国際化社会が進む中で「語学留学」も頻繁に耳にするようになっています。その形態も様々で個人で行く場合、大学在学中に行く場合などがあります。しかし「語学留学」のことをどれだけ正しく理解しているかとなると、かなりあやしくなります。とりあえず語学留学すれば言語をマスターして帰ってくる、などということは絶対にありません。確かな効果もわからないのに費用だけは数百万円かかる場合もザラにあります。ここでは現在行われている語学留学の現状について紹介していきたいと思います。

▼目次

1. 間違えた語学留学の認識

英語を例にとって考えてみると中学と高校で6年間。最近では小学生から英語の授業があるので実際にはもっと長い間日本人は英語を学んでいます。しかし大学生や社会人になってペラペラと英語を話すことができる人は非常に少ないというのが現実です。片言の英語、単語だけ並べるというのが関の山でしょうか。そんな大学生が正しい語学習得を理解していないのにとりあえず語学留学をしてすぐに英語をマスターして帰国できるわけがないのです。そういった語学留学の間違えた認識をいくつか述べていきます。

まず語学留学をすると現地の語学学校に通うことが多くあります。これは自然な流れなのですが、語学学校に通ったから安心というわけではありません。そこに通っている生徒は自分と同じ「英語が母国語でない」人たちなのです。つまり、その学校でそういった世界各国の生徒と会話をしたところで「本物の英語」ではないのです。もしかしたら同じ日本人も通っているかもしれません。そんな人と日本語や片言の英語で話をしても何の効果もないのです。

しかし、実際には語学学校の教師が話すネイティブな英語はスピードも速くて聞き取りにくい。でも留学生とならゆっくりとした英語で話せるので楽だというので、せっかく語学学校に通っているのに留学生とばかり会話している人がいるのです。

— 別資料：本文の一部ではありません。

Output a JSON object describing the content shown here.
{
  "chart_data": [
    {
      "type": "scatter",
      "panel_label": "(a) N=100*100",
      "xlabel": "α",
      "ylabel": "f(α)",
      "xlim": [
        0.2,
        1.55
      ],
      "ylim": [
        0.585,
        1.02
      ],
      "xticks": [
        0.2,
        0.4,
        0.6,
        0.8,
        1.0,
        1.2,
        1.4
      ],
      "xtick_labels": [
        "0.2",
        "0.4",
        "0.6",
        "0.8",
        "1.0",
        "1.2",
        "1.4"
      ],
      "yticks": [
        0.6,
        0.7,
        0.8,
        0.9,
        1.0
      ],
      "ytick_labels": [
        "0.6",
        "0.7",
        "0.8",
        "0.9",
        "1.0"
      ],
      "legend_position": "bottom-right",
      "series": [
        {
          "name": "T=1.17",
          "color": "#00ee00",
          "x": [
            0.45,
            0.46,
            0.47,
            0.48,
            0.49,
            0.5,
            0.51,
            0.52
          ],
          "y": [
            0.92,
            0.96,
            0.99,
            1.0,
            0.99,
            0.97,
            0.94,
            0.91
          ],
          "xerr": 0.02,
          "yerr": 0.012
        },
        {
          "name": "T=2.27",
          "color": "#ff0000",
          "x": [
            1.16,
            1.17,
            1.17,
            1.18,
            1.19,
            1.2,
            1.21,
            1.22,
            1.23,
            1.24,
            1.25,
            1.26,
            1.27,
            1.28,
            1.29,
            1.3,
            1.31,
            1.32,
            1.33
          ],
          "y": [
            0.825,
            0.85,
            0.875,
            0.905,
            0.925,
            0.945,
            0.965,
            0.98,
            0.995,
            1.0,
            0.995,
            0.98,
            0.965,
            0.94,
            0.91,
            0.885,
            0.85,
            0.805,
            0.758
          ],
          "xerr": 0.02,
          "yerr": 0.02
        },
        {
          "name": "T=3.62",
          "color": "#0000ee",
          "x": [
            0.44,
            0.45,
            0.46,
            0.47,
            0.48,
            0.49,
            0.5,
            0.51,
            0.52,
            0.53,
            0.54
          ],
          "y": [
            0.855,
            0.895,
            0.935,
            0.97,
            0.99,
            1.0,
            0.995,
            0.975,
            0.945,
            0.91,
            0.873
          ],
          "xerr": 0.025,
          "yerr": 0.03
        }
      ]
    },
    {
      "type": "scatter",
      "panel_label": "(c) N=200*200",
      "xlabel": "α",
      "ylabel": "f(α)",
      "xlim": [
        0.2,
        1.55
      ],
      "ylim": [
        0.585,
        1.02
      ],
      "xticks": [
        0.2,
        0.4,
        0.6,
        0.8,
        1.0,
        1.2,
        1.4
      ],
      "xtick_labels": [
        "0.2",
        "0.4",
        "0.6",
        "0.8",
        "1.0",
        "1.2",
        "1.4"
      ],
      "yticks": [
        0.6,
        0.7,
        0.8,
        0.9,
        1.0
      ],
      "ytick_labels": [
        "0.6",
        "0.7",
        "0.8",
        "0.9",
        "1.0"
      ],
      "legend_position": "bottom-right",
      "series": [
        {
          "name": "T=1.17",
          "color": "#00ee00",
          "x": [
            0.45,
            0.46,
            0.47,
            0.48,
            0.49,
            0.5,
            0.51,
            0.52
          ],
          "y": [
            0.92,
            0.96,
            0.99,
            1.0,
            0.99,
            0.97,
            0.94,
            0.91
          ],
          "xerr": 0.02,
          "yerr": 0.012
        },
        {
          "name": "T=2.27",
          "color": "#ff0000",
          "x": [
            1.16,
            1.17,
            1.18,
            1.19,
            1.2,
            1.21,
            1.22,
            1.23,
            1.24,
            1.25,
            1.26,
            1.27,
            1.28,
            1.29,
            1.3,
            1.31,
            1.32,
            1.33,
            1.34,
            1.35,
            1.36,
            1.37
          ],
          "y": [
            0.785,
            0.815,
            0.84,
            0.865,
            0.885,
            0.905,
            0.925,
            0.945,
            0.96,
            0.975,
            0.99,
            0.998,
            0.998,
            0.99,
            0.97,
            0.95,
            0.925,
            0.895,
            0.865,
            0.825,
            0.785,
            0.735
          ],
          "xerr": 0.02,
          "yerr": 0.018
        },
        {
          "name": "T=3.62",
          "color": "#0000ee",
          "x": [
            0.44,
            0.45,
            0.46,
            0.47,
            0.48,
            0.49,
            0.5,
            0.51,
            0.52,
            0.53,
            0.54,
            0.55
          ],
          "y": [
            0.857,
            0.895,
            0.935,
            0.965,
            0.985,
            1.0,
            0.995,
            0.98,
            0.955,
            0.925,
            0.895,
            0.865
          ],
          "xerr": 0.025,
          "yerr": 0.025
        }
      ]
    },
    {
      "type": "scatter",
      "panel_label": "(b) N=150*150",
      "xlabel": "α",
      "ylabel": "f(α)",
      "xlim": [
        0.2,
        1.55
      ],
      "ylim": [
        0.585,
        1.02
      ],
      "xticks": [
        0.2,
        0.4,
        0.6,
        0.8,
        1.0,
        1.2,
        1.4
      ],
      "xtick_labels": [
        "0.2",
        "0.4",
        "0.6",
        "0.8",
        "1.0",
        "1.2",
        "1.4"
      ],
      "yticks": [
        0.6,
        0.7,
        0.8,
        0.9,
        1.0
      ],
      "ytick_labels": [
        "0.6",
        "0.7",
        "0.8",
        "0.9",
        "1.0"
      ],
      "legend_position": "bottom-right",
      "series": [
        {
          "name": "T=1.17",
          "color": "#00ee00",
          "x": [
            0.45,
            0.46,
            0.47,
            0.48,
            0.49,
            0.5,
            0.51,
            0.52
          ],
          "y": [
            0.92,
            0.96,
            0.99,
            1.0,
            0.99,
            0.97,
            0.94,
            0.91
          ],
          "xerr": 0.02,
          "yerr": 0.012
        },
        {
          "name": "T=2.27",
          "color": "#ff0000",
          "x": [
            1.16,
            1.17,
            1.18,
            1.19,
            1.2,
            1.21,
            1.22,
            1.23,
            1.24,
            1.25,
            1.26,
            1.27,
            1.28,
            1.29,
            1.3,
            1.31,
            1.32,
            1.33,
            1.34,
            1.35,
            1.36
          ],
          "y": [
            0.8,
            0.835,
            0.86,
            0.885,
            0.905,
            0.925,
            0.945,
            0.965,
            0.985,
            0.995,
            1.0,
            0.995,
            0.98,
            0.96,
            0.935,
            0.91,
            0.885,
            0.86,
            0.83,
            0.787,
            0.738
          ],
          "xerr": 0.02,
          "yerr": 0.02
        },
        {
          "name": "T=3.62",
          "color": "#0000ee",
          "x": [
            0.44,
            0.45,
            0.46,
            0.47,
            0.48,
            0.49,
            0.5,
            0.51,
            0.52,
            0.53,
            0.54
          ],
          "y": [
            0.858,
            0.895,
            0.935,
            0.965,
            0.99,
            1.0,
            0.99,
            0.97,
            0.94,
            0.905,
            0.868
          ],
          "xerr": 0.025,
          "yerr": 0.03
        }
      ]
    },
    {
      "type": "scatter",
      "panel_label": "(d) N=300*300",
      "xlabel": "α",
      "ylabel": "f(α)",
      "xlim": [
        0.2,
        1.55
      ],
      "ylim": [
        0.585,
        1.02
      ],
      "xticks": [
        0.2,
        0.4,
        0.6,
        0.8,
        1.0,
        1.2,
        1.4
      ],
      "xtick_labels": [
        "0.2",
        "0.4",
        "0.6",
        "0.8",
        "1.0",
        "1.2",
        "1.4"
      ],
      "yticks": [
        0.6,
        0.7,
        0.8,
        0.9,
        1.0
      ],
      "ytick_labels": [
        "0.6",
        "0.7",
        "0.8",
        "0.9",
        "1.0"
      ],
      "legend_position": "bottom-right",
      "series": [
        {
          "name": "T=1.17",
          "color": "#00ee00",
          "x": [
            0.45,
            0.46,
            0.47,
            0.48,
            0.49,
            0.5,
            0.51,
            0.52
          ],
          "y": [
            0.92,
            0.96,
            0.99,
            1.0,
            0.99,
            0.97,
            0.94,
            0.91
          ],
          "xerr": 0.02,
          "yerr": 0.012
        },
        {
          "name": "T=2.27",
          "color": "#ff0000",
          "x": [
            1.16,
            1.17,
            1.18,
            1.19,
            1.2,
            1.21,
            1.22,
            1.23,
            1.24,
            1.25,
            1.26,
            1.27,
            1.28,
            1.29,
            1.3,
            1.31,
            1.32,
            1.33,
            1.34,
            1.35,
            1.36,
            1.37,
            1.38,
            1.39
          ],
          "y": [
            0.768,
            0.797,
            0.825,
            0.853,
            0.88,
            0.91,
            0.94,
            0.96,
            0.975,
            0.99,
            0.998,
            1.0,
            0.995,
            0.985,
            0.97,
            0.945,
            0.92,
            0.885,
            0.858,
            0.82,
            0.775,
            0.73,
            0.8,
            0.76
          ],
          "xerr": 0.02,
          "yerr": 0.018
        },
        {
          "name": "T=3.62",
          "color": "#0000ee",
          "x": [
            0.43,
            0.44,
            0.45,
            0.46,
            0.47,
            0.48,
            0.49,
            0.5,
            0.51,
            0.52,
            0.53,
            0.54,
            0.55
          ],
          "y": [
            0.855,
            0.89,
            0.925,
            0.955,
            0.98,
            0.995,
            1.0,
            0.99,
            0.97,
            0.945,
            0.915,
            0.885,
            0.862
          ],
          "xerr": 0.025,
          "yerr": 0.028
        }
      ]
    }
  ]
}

これでは日本国内の英会話スクールに行っているのと何も変わりません。「友人を作るな」「留学生と会話するな」というわけではありませんが、せっかく本場の語学学校に通っているのですから、ネイティブスピーカーと話をしなければ意味がないのです。「海外へ行けば安心」「語学学校に通えば安心」というのではなく、そこで学んで修得するという心構えが必要なのです。

2. 語学留学でしっかりと結果を出すにはどうすればよいか

まず焦ってはいけません。語学の修得はそんな簡単にできるものではないのです。簡単にできるなら日本人はみんな英語を流暢に話すことができているでしょう。英語の基本は「聞く」「話す」です。なんとなくぼんやりと英語を聞き流すのではなく、どういった発音をしているのか、をしっかりと聞き取って自分で実際に発音をする。その繰り返しです。それを焦ることなく繰り返していれば「R」と「L」の発音の違いが感覚的にわかってくるでしょう。

そして自分から積極的に修得しようという行動をとらなければいけません。日本人で多いのは「受け身の姿勢」です。なんでも「教えてもらうもの」だと思っているところがあります。これは語学の修得に限らず他の教科の勉強でも、仕事についても専門的な技術についてもそうですが、「教えてもらう」という姿勢では何をやっても身にはつきません。外国に留学しているのですから日常生活そのものが語学を学ぶチャンスです。その考え方をしている人は積極的に貪欲に自分のものとしていきますので修得も早いのです。

他の留学生との付き合い方もしっかりと考えましょう。まず他の留学生の英語の修得度合いを気にしてはいけません。自分よりもできている、自分よりも下だということを考えているようでは語学をマスターはできません。自分の修得ですので他人の修得度合いは関係ないのです。そしてその英語を修得中の留学生とゆっくりとした英語を話して、お互いになんとか理解しあってくれる関係に慣れてはいけません。話すには気が楽な相手かもしれませんが、それでは英語はマスターできないのです。自分が高いお金を払って語学留学をしている目的をもう一度考えましょう。

日本で学んだ英語を引きずるのもいけません。日本人は中学や高校で学んだ英語をベースにしたがりますが、あくまでもそれは6年間学んで会話することもできなかった英語です。日本の学校で学ぶ英語は実用性からほど遠い「受験のための英語」だとよく言われています。まったく使うなということではありませんが、それをベースにしてしまうと吸収が悪くなります。現地で学んだネイティブの英語を素直に吸収する姿勢が重要なのです。

3. まとめ

現状としてはせっかく大金を払って語学留学をしていても満足に語学をマスターできないまま帰国している学生が多くなっています。その目的と方法をもう一度整理して、意欲的に謙虚に自然体でネイティブの言語を吸収していくことこそが価値ある語学留学と言えるでしょう。